Highlights
- Samarium ranks #1 out of 84 minerals for potential GDP impact under supply disruption at $4.5 billion, driven by its indispensable role in guided missiles and space systems despite being abundant and low-cost.
- China dominates the critical samarium supply chain with 90%+ control of refining and 95–98% of magnet manufacturing, creating a strategic chokepoint in defense systems that rely on samarium-cobalt magnets for extreme-condition reliability.
- The real vulnerability is processing capacity, not geology—until the West builds scaled separation, alloy manufacturing, and defense-qualified supply chains, samarium remains a single point of failure in advanced weapons systems.
Samarium is not scarce, nor is it expensive. Yet it ranks among the most strategically exposed materials in the U.S. economy. A 2025 U.S. Geological Survey (USGS) model (opens in a new tab) placed samarium #1 out of 84 minerals for potential GDP impact under supply disruption—estimated at $4.5 billion—driven largely by dependence on guided missile and space systems.
This is the paradox: samarium is economically “small,” but militarily indispensable.
The Defense Logistics Agency reinforces this reality. Its FY2025 materials plan (opens in a new tab) includes 60 metric tons of samarium-cobalt (SmCo) alloy, a direct signal that U.S. defense planners view samarium not as optional—but as mission-critical.

The Real Bottleneck: Processing, Not Geology
Samarium is relatively abundant and globally distributed. The vulnerability lies elsewhere.
The defense-critical pathway is:
Ore → oxide → metal/alloy → magnet → weapon system
The chokepoint is not mining—it is separation, refining, and magnet manufacturing.
China dominates this chain:
- ~70% of mining
- ~90%+ of refining
- ~95–98% of magnet production
This means even “non-Chinese” supplies often route through Chinese-controlled processing systems before reaching defense applications.
Compounding risk, China expanded export controls in 2025 to include samarium compounds, oxides, and alloys, formalizing what had already been structural leverage.

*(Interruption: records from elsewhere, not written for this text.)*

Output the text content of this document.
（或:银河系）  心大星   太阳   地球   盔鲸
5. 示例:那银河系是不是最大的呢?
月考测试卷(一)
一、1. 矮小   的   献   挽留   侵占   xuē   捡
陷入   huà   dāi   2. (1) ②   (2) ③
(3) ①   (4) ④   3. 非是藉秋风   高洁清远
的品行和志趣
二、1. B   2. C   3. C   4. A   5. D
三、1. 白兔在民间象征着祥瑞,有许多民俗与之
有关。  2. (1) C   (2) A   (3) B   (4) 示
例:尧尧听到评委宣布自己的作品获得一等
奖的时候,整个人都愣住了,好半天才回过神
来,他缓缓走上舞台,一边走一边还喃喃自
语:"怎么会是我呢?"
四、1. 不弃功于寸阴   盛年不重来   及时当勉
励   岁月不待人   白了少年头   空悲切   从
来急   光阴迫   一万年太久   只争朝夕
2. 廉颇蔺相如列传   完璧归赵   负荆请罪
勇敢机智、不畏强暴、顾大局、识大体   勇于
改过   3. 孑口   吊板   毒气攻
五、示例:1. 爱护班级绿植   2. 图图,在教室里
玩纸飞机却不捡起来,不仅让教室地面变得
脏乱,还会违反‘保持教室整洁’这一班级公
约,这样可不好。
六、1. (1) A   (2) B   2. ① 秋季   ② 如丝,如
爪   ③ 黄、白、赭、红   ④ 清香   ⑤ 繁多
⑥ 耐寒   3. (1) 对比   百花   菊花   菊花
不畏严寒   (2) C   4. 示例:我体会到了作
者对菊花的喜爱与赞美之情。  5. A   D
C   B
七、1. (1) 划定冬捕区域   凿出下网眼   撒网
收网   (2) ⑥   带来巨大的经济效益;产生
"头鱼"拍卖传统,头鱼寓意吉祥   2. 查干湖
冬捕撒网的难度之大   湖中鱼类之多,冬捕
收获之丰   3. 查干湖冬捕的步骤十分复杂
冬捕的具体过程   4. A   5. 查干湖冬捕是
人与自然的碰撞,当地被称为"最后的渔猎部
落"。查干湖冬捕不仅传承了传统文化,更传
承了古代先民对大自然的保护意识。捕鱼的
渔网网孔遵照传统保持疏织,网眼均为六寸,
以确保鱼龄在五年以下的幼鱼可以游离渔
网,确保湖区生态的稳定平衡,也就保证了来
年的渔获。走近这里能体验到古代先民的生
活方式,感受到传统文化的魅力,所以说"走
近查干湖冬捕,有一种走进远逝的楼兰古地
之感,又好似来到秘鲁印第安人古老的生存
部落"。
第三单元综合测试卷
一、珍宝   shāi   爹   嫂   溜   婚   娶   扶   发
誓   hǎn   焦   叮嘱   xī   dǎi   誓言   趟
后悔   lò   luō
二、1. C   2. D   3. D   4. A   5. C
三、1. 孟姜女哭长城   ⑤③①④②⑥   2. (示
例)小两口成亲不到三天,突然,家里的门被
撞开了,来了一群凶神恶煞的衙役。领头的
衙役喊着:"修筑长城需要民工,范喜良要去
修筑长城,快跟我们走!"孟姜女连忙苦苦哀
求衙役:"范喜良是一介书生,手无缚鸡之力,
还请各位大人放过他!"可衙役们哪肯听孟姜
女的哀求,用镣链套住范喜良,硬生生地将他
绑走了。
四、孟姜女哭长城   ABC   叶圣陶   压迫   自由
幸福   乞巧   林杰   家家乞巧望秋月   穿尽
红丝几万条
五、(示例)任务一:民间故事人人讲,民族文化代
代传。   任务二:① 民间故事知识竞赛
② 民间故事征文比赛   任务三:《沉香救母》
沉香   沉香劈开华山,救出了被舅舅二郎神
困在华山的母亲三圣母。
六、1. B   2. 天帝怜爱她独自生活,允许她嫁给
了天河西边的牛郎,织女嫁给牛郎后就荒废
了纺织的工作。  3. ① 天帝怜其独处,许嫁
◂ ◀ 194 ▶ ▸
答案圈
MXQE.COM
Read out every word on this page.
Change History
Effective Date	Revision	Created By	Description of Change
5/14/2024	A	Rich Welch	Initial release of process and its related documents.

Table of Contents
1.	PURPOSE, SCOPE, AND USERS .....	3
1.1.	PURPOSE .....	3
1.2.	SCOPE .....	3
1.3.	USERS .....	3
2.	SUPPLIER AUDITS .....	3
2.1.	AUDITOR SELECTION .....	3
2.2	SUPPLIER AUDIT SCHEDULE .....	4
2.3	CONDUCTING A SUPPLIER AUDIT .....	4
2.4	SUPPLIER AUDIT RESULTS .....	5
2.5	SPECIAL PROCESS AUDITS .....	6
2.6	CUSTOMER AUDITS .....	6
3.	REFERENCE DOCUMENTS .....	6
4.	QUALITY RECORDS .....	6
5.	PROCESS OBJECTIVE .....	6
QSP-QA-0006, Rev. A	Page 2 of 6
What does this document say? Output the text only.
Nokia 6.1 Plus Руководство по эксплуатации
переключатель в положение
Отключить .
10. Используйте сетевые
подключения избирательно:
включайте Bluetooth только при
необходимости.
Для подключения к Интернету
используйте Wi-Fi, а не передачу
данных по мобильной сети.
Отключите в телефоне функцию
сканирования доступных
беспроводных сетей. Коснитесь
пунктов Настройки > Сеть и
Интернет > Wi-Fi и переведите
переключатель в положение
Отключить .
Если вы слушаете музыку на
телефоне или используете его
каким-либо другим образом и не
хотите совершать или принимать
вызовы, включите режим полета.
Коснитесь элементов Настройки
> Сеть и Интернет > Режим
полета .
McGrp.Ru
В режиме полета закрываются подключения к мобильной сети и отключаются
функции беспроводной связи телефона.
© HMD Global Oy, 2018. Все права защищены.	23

Why Defense Systems Depend on Samarium
The strategic importance of samarium comes down to one material class:
Samarium-Cobalt (SmCo) Magnets
These magnets are not the strongest—but they are often the most reliable under extreme conditions.
Key properties:
- High temperature stability (up to ~300°C+)
- Exceptional resistance to demagnetization (high coercivity)
- Strong corrosion resistance
- Long-term magnetic stability under stress and radiation
In defense systems, these are not “nice-to-have” traits—they are qualification requirements.
Where SmCo Shows Up in Weapons Systems
Public defense sources consistently point to SmCo use in:
- Missile guidance and fin actuators
- Jet engines and turbine-adjacent systems
- Radar and sonar systems
- Satellite communications
- Inertial navigation systems
- Traveling-wave tubes (TWTs) for electronic warfare
These are high-reliability environments where failure is unacceptable.
A single F-35 fighter jet reportedly contains tens of pounds of samarium-based magnets, underscoring the scale mismatch: tiny inputs, massive system dependency.
Why Substitution Is Hard
Neodymium magnets (NdFeB) dominate commercial markets—but they degrade under heat and require complex stabilization (often involving heavy rare earths like dysprosium).
SmCo magnets are used where:
- Temperature margins are tight
- Systems are sealed or inaccessible
- Long-duration stability is required
In these environments, substitution is not just technical—it is programmatic, requiring redesign, requalification, and certification. That can take years.
Lynas: Progress, But Not Yet a Solution
Lynas Rare Earths recently produced its first samarium oxide outside China at its Malaysia facility.
This matters—but not for the reason headlines suggest.
Samarium itself is not the prize. The real signal is:
Lynas is advancing separation capability—the true bottleneck.
However, key gaps remain:
- No disclosed production volumes
- Limited downstream alloy and magnet capacity outside China
- Long timelines for full qualification in defense systems
In short, oxide production does not equal supply chain independence
The Core Insight: Samarium Is a Leverage Material
Samarium’s risk profile looks irrational—until viewed through a defense lens.
- It is low cost → easy to overlook
- It is technically specific → hard to substitute
- It is processing-concentrated → easy to control
That combination creates leverage.
China does not need to dominate rare earth mining to exert pressure. Control of refining and magnet manufacturing is sufficient.
Bottom Line
Samarium is not about scarcity. It is about reliability under extreme conditions—and who controls the ability to deliver it.
Until the West builds:
- Scaled separation capacity
- Alloy and magnet manufacturing
- Defense-qualified supply chains
Samarium will remain a quiet—but very real—single point of failure in advanced weapons systems.